With mortgage rates at their lowest level since early September, refinancing demand jumped 18 percent week to week, but remains 75 percent lower than in the same week in 2022.

The refinancing share of mortgage activity increased to 33.9 percent of total applications from 31.2 percent in the previous week.

Loan applications to purchase a home rose 3 percent for the week, but were still 37 percent lower than the same week a year ago.

“Purchase activity that was put on hold last year due to the quick run-up in rates is gradually coming back as rates ease and housing demand remains strong, driven by supportive demographics and the ongoing strength in the job market,” Kan said.

Kan added that the average loan size on a purchase application increased to $428,500, which is the largest average since May 2022.

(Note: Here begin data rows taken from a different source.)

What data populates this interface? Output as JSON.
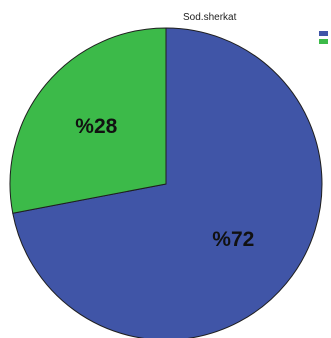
{
  "chart_data": {
    "type": "pie",
    "title": "Sod.sherkat",
    "slices": [
      {
        "label": "%72",
        "value": 72,
        "color": "#4055a7"
      },
      {
        "label": "%28",
        "value": 28,
        "color": "#3cba49"
      }
    ],
    "start_angle_deg": 0,
    "direction": "clockwise",
    "legend_position": "top-right",
    "legend_entries": [
      {
        "name": "",
        "color": "#4055a7"
      },
      {
        "name": "",
        "color": "#3cba49"
      }
    ],
    "stroke_color": "#1f1f1f"
  }
}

“This increase is a sign that the recent upward trend in purchase activity remains skewed toward larger loan sizes and less first-time homebuyer activity, as entry level housing remains undersupplied, and buyers struggle with affordability in many markets,” Kan added.

Strong Jobs Report Sees Rate Rise Over Fed’s Strategy

However, the 30 year mortgage rate soared half a percentage point at the beginning of the week, after last week’s strong jobs report and a Feb. 7 statement from Federal Reserve Chairman Jerome Powell that the central bank will continue raising interest rates.

“The reality is we’re going to react to the data,” Powell said.

“So if we continue to get, for example, strong labor market reports or higher inflation reports, it may well be the case that we have do more and raise rates more than is priced in.”

The central bank raised interest rates by 25 basis points at the beginning of February, as it slows down the pace of increases, but the recent reports, may lead to a larger increase next month.